Arnold faces a $14 billion deficit. What will he do?

In his January budget, he’ll call for only massive spending cuts to balance the budget. This will be the beginning of a kabuki dance with the Democratic Legislature. They will denounce him for “hurting the poor,” etc.

This will last until the May revision, which will include major tax increases — at least $5 billion, I’d guesstimate. It also will include higher estimates for the deficit — say, $16 billion. He’ll say, “I tried and tried with the Legislature, but they wouldn’t agree to enough cuts. So we have to have ein bischen tax increases. Just a leeeeetle bit of taxes. And they will be temporary, only three years.”

The action then will be to get the handful of Republican legislators needed to get the 2/3 vote needed in both houses of the Legislature to pass a tax increase. That’s the big question. He’ll probably get them.

With term limits, about one third of assemblymen and one fourth of senators are term-limited. If they can’t get a job in the other house (maybe because they already had that gig before), and can’t bet some other elected office, Arnold could offer them a place in his administration. You thought all those offices were to “serve” us?

One probably will be Sen. Abel Maldonado, who sold out quickly on last year’s budget scam that, because it included massive spending increases, is a major cause of this year’s budget problems.

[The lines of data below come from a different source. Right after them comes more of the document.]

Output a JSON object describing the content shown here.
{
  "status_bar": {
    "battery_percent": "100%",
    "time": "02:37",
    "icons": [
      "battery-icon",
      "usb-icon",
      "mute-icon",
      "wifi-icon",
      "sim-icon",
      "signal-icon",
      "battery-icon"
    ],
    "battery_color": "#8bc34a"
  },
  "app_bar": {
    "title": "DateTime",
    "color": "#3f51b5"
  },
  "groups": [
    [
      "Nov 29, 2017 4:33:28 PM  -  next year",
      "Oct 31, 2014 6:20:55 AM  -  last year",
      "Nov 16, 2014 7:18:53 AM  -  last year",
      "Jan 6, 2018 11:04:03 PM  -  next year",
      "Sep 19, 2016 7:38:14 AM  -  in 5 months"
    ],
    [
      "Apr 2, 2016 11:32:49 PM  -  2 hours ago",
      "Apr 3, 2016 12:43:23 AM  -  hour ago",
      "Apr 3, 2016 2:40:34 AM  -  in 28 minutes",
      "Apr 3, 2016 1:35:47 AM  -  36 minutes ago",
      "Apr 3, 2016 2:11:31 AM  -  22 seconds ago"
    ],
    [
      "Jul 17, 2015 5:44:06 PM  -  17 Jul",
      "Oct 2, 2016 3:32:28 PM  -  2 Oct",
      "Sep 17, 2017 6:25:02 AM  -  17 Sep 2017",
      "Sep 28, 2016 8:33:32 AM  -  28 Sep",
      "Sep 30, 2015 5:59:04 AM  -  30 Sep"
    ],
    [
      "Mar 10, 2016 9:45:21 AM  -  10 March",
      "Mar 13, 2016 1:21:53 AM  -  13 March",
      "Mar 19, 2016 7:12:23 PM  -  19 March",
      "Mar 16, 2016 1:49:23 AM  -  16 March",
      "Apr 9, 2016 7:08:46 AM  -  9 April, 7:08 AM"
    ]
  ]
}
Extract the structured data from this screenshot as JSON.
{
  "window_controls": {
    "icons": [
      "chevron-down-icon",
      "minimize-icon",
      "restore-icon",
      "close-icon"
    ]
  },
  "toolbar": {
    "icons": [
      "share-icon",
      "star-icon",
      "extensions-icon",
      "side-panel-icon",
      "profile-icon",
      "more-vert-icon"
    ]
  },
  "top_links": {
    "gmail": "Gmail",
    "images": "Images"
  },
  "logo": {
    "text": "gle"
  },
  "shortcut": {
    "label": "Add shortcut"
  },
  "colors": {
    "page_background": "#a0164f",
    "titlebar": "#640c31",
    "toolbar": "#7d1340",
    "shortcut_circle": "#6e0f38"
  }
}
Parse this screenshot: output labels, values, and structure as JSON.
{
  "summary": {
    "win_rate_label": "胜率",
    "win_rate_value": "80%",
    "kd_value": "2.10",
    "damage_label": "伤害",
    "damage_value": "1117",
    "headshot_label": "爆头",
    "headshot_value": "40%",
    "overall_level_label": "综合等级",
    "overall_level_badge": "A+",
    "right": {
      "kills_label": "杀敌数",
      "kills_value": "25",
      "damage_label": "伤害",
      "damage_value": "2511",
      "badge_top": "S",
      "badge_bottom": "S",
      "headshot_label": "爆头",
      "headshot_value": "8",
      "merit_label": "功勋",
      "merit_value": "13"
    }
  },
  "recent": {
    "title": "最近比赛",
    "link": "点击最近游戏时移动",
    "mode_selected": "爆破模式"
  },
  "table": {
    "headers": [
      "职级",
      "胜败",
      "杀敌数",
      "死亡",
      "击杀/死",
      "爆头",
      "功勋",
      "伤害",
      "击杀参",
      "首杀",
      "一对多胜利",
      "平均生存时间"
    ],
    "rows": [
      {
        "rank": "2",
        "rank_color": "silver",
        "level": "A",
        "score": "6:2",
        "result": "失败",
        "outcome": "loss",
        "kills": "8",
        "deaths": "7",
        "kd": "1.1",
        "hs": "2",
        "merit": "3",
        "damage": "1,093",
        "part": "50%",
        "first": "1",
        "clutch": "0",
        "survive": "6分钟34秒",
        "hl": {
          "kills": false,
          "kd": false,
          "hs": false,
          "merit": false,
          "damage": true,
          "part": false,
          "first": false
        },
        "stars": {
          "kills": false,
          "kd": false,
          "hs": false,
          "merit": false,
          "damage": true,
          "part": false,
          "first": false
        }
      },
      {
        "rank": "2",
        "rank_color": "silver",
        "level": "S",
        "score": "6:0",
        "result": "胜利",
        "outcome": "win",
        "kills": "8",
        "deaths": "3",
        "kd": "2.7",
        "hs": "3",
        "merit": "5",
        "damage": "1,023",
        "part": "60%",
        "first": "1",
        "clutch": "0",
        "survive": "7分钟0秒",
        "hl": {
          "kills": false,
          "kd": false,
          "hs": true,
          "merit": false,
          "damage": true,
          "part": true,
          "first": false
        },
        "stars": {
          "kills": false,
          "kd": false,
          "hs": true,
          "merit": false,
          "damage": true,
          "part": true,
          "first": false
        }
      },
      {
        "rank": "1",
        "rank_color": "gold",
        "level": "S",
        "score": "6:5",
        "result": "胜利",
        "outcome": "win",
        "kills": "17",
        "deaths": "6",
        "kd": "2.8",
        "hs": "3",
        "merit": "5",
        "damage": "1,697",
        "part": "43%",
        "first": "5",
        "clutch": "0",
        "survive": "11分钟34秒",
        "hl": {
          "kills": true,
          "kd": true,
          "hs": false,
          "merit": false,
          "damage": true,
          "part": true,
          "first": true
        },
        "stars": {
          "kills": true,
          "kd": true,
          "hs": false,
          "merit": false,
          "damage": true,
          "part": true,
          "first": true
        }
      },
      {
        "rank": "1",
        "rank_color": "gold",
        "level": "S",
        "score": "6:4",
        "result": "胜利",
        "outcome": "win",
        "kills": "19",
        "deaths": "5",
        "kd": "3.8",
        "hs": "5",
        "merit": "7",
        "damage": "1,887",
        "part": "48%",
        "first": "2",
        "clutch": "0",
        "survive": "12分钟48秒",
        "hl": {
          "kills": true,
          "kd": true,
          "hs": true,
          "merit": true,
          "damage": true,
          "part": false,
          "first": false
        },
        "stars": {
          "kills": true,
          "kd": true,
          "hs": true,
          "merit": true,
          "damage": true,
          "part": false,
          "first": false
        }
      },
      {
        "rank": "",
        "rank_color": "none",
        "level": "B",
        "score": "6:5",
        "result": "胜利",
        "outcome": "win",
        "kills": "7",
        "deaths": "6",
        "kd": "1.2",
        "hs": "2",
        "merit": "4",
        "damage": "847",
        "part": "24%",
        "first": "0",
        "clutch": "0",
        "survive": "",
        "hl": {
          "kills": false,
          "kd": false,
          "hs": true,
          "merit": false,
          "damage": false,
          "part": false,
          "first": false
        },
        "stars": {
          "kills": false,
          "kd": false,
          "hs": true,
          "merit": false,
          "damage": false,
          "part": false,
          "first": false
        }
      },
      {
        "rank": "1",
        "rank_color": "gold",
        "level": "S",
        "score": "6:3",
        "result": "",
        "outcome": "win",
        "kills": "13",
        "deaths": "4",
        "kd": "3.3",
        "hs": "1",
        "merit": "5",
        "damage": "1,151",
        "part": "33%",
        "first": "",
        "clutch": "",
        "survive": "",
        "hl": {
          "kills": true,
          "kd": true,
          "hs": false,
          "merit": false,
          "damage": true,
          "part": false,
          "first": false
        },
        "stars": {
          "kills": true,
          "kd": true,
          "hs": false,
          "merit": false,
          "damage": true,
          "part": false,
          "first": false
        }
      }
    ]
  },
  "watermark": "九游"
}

schwarzeneggerBut the joke will be on everybody because tax increases will slam the economy, reduce the tax base, and make the deficit even worse next year. Eventually, the New York bond houses that hold the paper on the state’s debts will order massive spending cuts. And they will happen. Arnold will spend his last two miserable years in office, 2008-09, cutting and cutting and making everyone look on him with the fear Sarah O’Connor looked on the “bad” Terminator in the first “Terminator” movie.

Poor Arnold. After the next two years he’s going to long to go back to his native socialist Austria as the U.S. ambassador appointed by President Obama.